Both positive and negative rake angles can contribute to improved chip evacuation during machining. By providing a cutting edge orientation that promotes chip formation and removal, both types of rake angles help prevent chip clogging and promote efficient material removal.

2.Cutting Force Reduction

Both positive and negative rake angles can help reduce cutting forces during machining operations. By optimizing the cutting edge geometry and orientation, both angles can contribute to smoother cutting action and reduced forces required to shear the material.

3.Surface Finish

Both rake angles can influence the surface finish of the machined part. While positive rake angle tools are typically used for softer materials, they can still contribute to achieving a smooth surface finish by minimizing the cutting forces and reducing the likelihood of built-up edge formation. Negative rake angle tools, commonly employed for hard materials, can also provide a good surface finish due to their stability and ability to withstand higher cutting forces.

4.Tool Life

Both positive and negative rake angles can impact tool life. By optimizing the cutting edge geometry and orientation, both angles can help distribute cutting forces more effectively, reducing tool wear and extending tool life. The specific effect on tool life will vary depending on the material being machined, cutting parameters, and tool characteristics.

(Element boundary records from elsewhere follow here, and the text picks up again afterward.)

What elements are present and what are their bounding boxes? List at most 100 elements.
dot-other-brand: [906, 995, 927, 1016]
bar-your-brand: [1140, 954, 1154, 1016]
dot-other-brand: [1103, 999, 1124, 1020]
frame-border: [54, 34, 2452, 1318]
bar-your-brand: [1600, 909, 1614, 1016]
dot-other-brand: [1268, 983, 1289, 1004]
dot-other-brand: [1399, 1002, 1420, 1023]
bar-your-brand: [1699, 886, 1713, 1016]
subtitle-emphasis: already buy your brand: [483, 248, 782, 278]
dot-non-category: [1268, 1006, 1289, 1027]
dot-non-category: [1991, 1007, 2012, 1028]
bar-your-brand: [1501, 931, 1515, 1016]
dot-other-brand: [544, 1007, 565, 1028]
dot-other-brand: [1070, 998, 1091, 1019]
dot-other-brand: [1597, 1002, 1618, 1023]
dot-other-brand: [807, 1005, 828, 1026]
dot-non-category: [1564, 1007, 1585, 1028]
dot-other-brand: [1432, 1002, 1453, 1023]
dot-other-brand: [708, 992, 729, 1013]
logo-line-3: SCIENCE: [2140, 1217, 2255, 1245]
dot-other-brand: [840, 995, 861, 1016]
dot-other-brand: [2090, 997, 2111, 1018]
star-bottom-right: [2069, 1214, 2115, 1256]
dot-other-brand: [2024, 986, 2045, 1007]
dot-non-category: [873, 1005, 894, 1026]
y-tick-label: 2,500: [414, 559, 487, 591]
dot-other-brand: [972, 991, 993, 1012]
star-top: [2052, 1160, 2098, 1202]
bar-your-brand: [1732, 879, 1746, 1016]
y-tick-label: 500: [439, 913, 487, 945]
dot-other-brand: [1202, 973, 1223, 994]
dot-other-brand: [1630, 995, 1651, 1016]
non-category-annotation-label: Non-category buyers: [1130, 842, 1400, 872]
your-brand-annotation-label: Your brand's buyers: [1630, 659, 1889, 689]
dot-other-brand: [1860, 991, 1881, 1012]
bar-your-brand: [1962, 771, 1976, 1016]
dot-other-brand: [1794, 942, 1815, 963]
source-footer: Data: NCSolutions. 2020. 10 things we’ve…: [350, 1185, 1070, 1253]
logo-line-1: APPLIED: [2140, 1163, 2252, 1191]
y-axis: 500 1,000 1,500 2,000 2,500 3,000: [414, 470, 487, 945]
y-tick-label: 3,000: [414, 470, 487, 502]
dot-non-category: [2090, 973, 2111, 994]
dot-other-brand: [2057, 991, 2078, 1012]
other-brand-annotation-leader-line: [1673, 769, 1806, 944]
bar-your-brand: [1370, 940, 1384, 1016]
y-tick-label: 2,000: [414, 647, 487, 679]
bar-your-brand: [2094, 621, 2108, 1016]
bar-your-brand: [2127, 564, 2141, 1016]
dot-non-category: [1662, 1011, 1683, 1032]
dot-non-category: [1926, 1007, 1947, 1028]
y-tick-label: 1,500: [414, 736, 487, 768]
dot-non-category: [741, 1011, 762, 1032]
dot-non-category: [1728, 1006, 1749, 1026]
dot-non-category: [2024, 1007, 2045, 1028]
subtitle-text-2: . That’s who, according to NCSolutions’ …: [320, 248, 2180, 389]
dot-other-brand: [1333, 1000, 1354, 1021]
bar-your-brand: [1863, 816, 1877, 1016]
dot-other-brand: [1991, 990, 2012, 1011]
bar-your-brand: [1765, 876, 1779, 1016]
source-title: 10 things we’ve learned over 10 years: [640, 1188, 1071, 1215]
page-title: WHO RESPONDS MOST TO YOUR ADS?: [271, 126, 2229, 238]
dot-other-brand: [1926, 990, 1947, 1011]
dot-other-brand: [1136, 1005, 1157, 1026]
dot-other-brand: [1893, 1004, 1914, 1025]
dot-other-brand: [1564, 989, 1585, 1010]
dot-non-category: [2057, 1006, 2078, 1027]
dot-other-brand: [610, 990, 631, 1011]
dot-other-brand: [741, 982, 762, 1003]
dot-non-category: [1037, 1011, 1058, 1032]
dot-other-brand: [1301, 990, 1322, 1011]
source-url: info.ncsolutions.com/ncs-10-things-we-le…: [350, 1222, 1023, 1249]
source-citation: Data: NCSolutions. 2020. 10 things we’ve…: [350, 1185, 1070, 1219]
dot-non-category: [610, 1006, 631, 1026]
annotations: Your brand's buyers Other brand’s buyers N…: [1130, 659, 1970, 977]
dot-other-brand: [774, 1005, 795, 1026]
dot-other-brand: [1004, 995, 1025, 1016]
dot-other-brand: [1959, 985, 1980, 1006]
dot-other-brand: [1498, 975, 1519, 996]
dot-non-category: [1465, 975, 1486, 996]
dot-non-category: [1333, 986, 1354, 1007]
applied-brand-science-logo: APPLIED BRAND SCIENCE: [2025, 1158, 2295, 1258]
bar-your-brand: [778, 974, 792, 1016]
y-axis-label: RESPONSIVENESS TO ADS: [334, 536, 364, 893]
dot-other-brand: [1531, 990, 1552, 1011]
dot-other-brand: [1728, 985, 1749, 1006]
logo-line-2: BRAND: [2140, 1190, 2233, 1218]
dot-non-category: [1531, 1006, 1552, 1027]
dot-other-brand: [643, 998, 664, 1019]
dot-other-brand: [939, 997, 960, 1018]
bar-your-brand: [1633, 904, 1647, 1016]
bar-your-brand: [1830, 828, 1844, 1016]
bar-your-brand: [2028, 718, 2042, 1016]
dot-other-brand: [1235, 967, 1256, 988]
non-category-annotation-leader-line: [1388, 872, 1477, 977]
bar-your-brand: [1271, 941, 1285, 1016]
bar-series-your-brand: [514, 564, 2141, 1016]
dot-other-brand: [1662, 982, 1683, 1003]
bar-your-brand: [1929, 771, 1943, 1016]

That the specific effects and outcomes can vary depending on the machining context, material being machined, and tool geometry. The selection of positive or negative rake angle tools should be based on the specific requirements of the machining operation and the characteristics of the workpiece material.

The Comparison Chart Of Positive Rake Angle VS Negative Rake Angle


Certainly! Here’s a table comparing positive rake angle and negative rake angle in the context of cutting tools:

AspectPositive Rake AngleNegative Rake Angle
Cutting Edge OrientationFaces in the direction of tool rotationFaces opposite to the direction of tool rotation
Rake AnglePositiveNegative
Material CompatibilitySoft materials such as aluminum, brass, plastics, non-ferrous metalsHard materials such as stainless steel, hardened steels, cast iron
Cutting ActionSharp cutting action, reduced cutting forces, improved chip evacuationIncreased tool strength, efficient chip evacuation
ExamplesHigh-speed steel (HSS) end mills, solid carbide end mills, drillsIndexable inserts for turning, milling, boring operations
Chip EvacuationImproved chip evacuationImproved chip evacuation
Cutting Force ReductionReduces cutting forcesReduces cutting forces
Surface FinishCan contribute to a smooth surface finishCan contribute to a smooth surface finish
Tool LifeCan extend tool lifeCan extend tool life

That this table provides a general overview of the characteristics and applications of positive rake angle and negative rake angle. It’s important to consider specific machining requirements, material properties, and tool selection guidelines from manufacturers when choosing between positive and negative rake angles for a particular machining operation.